4 October 2008: I've spent a lot of my working hours pondering my place in the system of agriculture, the food system. System, system, that word always appears. I'm an agricultural work, a fruit picker, a migrant. We have a little community and we joke about our meager and ever-changing lives, we share stories of hitch hiking and bosses and the lives we've had in other places, in other times. We even laugh together about the discrimination we collectively face by local business owners and employees. We talk about our families, our friends, our homes, desperate to share company, we fall in and out of each other's arms, cry on each other's shoulders, dream together, taking every moment in our hands, taking each other's hands, swinging around, jumping, dancing, weeping, falling, always laughing, all the colors and the time passing so fast.
I am such a small piece of this agricultural mosaic. I feel momentarily guilty for picking only the perfect cherries that are sent to wealthy consumers in Europe and Japan while perfectly good cherries rot in odorous mounds. But my place is so small and here the sky is so big that, with the stars and the mountains, one can't really feel personally responsible.

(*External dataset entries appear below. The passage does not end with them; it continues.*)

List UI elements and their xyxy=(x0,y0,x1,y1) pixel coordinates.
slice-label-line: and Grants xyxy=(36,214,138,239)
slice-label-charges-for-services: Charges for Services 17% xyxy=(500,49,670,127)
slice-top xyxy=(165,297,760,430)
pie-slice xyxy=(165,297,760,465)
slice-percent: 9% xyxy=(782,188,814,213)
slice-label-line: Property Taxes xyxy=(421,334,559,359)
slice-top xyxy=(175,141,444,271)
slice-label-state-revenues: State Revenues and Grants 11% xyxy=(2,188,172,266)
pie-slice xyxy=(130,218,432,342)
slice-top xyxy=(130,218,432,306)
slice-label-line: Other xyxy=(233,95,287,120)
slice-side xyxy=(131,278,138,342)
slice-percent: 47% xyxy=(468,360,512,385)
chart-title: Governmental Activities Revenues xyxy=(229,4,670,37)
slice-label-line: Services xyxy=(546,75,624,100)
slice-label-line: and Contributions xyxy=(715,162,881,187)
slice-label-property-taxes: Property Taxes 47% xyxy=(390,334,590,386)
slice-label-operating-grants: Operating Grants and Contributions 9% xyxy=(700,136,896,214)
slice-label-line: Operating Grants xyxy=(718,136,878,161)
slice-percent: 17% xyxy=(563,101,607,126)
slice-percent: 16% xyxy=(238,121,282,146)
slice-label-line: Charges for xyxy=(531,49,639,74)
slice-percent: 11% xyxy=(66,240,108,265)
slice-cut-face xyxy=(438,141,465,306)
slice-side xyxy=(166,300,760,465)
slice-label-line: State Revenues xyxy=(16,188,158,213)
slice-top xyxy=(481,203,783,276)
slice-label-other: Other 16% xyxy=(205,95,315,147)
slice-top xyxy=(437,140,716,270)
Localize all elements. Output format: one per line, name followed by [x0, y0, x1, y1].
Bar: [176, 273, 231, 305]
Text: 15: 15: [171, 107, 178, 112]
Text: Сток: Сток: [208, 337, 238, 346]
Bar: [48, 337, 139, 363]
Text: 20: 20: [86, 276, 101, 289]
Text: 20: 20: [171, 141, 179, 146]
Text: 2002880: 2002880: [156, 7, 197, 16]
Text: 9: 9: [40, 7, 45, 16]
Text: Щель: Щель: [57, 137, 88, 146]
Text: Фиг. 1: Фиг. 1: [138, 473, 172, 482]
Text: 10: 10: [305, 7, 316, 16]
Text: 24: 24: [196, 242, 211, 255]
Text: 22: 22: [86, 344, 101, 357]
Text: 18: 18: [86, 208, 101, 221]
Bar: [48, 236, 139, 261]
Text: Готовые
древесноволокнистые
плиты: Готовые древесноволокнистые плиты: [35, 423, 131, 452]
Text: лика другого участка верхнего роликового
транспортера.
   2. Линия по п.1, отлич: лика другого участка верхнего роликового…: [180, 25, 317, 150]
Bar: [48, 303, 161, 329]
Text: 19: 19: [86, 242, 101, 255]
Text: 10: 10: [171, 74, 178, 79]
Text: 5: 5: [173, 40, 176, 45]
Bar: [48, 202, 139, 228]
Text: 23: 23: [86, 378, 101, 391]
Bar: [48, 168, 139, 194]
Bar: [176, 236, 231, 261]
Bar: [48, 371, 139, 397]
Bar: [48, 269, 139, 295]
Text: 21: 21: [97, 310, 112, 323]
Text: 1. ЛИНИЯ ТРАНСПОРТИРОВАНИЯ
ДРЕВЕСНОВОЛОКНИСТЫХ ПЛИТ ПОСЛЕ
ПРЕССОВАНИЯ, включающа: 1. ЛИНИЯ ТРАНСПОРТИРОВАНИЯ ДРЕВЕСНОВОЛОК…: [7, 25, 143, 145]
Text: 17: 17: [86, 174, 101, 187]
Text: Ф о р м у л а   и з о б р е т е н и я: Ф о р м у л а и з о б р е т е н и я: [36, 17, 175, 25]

5 October 2008: Hard work is a miracle cure for anxiety and despair. By the end of the day I just wanted to keep charging up my ladder, thrusting myself into branches, twisting my aching thumbs around stems, pulling down bag after bag of golden delicious apples. I became immune to the scratches and the bugs, completely immersed in thought.
The moon is perfect and crescent-shaped tonight. Snow fell on the mountains to the north. Everything looks perfect and blue and purple and smoky, the taste of winter on every breath we take. Work is becoming ever more unpredictable.
6 October 2008: Today the cold bit so hard in the morning. My fingers burned and ached, every apple was a struggle, I really wanted to cry. Every day is getting colder, things are settling and I feel like I have to resist in order to stay awake, stay on top of things. Otherwise I'll fall into a dreamy hibernation for the winter.
16 October 2008: A couple nights ago Melissa and I both dreamed of bears. Both of the bears were big and neither of us were afraid. I feel quite connected to this place now. And though I've been a week without work and stressed out, the sunset gets me everytime!